Best-Effort Cache Synchronization with Source Cooperation

by Chris Olston and Jennifer Widom

Summary:

	This paper presents a push-based method of cache
synchronization, where data sources are aware of a cache and actively
coordinate in sending updates to the cache.The method prioritizes
which data items within a particular source should be sent.  This
priority is calculated using a previous update times and some weighted
divergence metric variables.  Once the priority for a certain data
item has reached a local source threshold, the source sends the
update.  Because of unstable system parameters, such as cache and
source side bandwidths, this threshold is made adaptive through
negative feedback messages from the cache.  Each source gradually
increases its update threshold.  If the cache detects available
bandwidth, it will send a message to as many sources as possible,
indicating that sources should lower their thresholds.

Comments:

	Large scale pushed based systems seem somewhat questionable.  It
is not very likely that a cache's data sources will decide to coordinate
with the cache.  Also, assuming the additional complexity (though fairly
lightweight) required to be implemented at each source, independent
sources will be unlikely to adopt such a scheme.

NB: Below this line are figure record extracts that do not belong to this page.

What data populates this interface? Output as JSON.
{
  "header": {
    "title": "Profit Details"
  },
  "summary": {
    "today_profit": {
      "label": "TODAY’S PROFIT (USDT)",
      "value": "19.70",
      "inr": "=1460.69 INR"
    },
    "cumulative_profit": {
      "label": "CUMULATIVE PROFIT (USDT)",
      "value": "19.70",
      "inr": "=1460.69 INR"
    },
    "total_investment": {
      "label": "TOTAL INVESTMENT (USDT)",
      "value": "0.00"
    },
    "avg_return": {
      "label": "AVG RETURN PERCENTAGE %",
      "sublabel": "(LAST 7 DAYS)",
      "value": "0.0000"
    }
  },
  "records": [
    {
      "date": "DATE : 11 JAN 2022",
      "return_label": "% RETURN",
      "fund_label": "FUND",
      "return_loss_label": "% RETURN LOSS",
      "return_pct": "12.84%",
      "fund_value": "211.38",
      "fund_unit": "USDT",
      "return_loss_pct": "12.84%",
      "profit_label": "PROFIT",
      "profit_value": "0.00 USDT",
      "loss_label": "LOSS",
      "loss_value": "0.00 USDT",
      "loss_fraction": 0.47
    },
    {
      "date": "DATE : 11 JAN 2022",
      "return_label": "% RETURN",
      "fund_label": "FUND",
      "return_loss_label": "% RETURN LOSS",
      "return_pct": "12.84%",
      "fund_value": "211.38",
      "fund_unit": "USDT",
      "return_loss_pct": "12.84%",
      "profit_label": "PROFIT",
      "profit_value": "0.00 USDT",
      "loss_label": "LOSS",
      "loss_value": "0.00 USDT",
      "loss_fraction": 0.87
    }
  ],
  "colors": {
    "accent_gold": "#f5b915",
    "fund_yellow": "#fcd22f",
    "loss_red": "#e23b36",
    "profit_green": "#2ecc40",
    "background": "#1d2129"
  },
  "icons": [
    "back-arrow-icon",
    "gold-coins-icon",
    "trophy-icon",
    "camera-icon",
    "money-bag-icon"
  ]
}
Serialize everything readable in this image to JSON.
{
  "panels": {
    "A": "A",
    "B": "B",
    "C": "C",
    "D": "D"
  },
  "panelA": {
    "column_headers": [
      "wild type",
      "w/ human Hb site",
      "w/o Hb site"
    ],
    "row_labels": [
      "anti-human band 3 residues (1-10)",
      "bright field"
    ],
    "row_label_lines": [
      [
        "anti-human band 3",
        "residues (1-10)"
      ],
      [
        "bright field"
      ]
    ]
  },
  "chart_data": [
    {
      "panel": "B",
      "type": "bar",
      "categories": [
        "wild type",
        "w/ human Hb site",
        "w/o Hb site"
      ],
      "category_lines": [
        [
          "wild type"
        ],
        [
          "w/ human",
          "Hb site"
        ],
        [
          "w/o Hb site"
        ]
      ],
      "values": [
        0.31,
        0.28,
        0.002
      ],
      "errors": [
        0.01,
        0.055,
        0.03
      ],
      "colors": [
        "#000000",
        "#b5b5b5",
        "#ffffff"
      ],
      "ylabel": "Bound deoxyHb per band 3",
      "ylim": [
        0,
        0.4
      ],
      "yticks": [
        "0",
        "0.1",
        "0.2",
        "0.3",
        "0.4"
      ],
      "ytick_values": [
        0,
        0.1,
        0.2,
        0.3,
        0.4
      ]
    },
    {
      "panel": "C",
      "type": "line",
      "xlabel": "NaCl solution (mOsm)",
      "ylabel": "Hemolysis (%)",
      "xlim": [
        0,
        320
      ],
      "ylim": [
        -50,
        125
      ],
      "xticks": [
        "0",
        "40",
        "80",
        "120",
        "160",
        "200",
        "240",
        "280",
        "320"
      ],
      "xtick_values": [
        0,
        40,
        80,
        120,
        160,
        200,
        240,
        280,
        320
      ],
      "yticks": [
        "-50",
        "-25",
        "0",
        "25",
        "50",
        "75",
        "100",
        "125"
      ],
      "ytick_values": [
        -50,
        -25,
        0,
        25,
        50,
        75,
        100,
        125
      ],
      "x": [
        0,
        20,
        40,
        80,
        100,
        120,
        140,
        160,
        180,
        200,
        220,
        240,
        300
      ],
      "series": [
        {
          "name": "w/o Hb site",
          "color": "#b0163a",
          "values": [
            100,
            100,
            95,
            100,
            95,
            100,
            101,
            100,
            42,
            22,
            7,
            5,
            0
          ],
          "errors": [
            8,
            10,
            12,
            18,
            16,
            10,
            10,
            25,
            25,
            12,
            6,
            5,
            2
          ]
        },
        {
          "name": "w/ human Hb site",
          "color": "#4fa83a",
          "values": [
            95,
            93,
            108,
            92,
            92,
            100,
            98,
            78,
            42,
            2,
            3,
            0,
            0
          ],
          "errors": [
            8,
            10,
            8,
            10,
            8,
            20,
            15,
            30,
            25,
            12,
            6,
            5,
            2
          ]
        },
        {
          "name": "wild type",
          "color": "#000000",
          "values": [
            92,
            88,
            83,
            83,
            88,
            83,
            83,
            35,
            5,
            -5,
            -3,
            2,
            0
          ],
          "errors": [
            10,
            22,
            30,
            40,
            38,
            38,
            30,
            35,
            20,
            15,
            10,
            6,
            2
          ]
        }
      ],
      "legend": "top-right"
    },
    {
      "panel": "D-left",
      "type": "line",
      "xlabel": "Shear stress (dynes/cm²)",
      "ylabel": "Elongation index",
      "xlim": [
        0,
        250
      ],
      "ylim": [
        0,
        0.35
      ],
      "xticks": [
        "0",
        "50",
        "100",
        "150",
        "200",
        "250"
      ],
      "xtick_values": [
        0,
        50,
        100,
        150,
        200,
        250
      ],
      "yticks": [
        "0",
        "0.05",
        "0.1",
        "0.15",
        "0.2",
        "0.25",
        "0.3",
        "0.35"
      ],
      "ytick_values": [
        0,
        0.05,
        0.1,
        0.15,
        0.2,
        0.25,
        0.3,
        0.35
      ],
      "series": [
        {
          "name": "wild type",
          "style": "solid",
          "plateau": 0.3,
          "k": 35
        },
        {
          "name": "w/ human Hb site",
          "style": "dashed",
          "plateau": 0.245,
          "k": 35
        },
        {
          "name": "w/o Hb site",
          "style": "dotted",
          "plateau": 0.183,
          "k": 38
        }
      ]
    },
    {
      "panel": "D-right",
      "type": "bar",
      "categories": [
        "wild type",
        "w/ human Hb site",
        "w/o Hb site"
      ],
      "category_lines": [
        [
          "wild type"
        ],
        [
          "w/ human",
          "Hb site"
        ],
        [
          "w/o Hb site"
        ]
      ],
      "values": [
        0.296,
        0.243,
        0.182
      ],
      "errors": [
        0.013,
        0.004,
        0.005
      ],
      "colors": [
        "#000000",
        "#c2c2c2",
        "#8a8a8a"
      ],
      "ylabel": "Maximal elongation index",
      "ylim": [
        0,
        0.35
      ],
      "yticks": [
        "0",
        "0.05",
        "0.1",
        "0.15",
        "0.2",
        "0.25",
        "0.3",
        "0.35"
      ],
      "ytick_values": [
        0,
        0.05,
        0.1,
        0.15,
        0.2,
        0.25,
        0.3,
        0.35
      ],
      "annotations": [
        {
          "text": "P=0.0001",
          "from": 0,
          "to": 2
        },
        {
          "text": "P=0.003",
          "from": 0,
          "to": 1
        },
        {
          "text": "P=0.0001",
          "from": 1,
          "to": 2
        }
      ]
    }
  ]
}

	Although this problem may be orthogonal to the actual efficiency
of the paper's algorithm, the authors nonetheless decided to compare it to
a pull-based system which is much more likely to be implemented in
practice.  Pull-based systems will undoubtedly be less efficient and have
higher divergence.  This is because push-based systems push only changed
data, and pull-based systems are expected to obtain at least some
unchanged information in predicting which data items might be changed.

	However, if a coordinated system of independent data sources and a
cache could be developed, the algorithm does seem quite useful.  What
makes this algorithm attractive is that sources only need to check their
data items when the item is updated, and they only need to send updates
once the threshold is reached.  In addition, the threshold-setting portion
of the algorithm ensures that thresholds are kept at reasonable levels.
The experimental results are impressive as well, with the actual
implemented algorithm performed similarly to an idealized version.

	There are some questions, however.  The paper claims that an ? =
10 is an optimal value.  In addition, the paper states that when available
bandwidth is detected by  the cache, the cache sends a feedback messages
"to as many sources as possible."  This would result in 10 times more data
coming into the cache.  This seems odd, because it implies a considerable
amount of bandwidth is unused until the cache sends out a feedback message
(the cache must make sure it is safe to receive 10 times as much data).
Large amounts of unused bandwidth would make pull-based schemes much more
appealing, since pull-based schemes never waste bandwidth.  If a
push-based scheme wastes more bandwidth (through lack of use) than a
pull-based scheme (through obtaining unchanged items) than a pull-based
scheme may appear more attractive.
A more efficient solution would be to send out messages to selected data
sources.  Perhaps some other algorithm to determine priority data sources
(at the cost of more overhead) would then be required as well.

	There are also some implementation questions, such as how to
reorder a priority queue as certain data items overtake other items in
priority.  The question is not so much in reordering as in how this will
effect efficiency of keeping track of all data items.  Similarly, how a
cache could detect violations in a source's updates (perhaps they violate
a cache priority policy) might become problematic as well.

	In general the algorithm will probably work well when designing a
single system with multiple components.  It remains to be seen whether
independent organizations would be willing to participate in a system that
would require more complexity to implement.